Step 2: One child, two different classrooms. In one classroom, an inclusion classroom, things are moving too fast. There is too much stimulation. Too many kids. Too many demands to be able to meet successfully, to master, to feel successful and OK. So the student withdraws, or maybe loses control or acts out. In the other classroom, there are fewer kids. The pace is slower, the world is quieter, more comprehensible. In this classroom, nominally a special education classroom, the student is not overwhelmed. He can manage the world. He can be successful and feel OK. He is included psychologically. (Finally) he belongs!

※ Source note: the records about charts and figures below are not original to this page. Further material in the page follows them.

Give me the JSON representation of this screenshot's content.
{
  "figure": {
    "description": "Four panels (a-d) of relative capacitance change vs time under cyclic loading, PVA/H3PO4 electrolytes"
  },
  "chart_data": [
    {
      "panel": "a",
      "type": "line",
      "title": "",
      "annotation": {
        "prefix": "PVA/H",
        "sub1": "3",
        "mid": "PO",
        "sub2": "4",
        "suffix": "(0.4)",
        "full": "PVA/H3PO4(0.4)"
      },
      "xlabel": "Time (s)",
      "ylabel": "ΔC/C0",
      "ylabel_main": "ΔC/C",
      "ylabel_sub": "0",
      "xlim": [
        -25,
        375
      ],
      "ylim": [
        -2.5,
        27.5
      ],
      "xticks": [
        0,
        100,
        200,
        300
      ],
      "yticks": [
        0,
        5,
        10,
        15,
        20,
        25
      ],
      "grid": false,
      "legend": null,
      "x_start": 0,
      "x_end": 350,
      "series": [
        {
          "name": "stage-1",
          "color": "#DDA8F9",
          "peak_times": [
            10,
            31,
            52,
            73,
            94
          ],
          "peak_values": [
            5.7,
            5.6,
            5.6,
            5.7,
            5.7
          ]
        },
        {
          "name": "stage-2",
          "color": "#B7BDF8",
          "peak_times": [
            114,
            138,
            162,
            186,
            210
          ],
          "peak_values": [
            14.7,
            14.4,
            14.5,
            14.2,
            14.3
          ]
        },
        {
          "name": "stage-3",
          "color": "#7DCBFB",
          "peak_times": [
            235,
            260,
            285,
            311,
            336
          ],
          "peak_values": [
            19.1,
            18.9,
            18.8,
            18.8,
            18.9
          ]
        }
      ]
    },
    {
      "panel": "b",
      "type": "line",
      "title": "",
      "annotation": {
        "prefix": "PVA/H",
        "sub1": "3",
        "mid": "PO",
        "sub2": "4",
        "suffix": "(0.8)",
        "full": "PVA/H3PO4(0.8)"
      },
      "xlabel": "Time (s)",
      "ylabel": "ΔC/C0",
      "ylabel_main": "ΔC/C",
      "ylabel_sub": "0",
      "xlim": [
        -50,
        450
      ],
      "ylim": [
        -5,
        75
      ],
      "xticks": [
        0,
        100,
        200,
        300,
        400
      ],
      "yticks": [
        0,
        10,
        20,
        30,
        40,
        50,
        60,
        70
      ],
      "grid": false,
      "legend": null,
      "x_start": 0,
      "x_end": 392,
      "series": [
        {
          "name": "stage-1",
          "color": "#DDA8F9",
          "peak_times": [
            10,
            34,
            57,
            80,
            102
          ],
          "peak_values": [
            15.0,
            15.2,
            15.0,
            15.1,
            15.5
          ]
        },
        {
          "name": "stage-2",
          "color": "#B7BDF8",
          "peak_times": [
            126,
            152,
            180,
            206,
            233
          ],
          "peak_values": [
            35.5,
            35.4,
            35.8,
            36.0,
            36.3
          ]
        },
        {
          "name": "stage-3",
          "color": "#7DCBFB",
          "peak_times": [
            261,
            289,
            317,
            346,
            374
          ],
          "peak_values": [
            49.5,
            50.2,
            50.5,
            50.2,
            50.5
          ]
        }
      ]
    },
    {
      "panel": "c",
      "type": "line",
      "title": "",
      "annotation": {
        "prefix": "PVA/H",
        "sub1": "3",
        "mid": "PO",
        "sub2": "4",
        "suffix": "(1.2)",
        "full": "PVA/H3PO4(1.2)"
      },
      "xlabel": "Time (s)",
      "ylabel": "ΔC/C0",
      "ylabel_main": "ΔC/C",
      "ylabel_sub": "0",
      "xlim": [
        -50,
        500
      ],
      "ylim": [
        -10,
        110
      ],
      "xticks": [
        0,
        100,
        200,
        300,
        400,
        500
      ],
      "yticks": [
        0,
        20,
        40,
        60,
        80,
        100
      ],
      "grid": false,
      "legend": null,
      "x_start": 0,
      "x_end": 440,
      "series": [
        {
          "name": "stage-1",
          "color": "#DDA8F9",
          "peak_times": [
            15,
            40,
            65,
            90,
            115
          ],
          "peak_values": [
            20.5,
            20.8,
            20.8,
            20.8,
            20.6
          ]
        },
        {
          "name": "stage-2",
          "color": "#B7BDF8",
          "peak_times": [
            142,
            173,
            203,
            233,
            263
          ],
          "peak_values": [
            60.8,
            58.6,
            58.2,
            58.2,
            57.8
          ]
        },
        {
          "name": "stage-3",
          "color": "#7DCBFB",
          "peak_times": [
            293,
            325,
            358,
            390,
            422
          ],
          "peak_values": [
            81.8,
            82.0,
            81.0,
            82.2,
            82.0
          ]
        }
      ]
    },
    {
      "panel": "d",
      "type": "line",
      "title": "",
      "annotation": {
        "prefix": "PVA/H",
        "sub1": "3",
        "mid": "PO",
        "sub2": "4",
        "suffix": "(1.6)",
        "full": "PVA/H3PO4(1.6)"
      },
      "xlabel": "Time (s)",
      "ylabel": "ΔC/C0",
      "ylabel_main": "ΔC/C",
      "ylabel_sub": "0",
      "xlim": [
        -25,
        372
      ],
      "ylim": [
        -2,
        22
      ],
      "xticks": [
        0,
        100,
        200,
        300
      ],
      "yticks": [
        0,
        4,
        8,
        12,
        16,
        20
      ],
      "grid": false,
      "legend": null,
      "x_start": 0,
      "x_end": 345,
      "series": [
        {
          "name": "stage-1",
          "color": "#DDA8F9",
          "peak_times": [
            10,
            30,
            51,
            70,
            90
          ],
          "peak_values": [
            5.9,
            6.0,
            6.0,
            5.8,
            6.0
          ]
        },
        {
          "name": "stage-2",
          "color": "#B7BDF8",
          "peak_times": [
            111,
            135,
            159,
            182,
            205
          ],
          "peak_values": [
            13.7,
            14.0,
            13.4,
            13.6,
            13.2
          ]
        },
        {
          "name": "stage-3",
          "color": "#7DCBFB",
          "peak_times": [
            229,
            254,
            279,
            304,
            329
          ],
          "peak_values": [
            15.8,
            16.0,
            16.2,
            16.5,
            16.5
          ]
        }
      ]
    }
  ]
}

In the (nominally) inclusive classroom, he needs to withdraw. He is excluded psychologically. But in the special education classroom, he can manage. He is included.
From this point of view, it doesn’t matter much whether that environment is one that happens to contain bodies of regular education students or bodies of special education students. It is what happens psychologically that counts.
Our summer day camp was only for kids with ASD. But years of feedback from the campers and from their parents made it clear that many of our campers felt a more profound and satisfying sense of belonging, felt more included at Camp Kindred, than they ever had previously in other summer camps for typically developing peers.
So let’s define inclusion psychologically. A student is included in whatever educational environment makes it possible for him to feel that he belongs, that he can manage the world, that he has a place in the world to grow and learn and develop.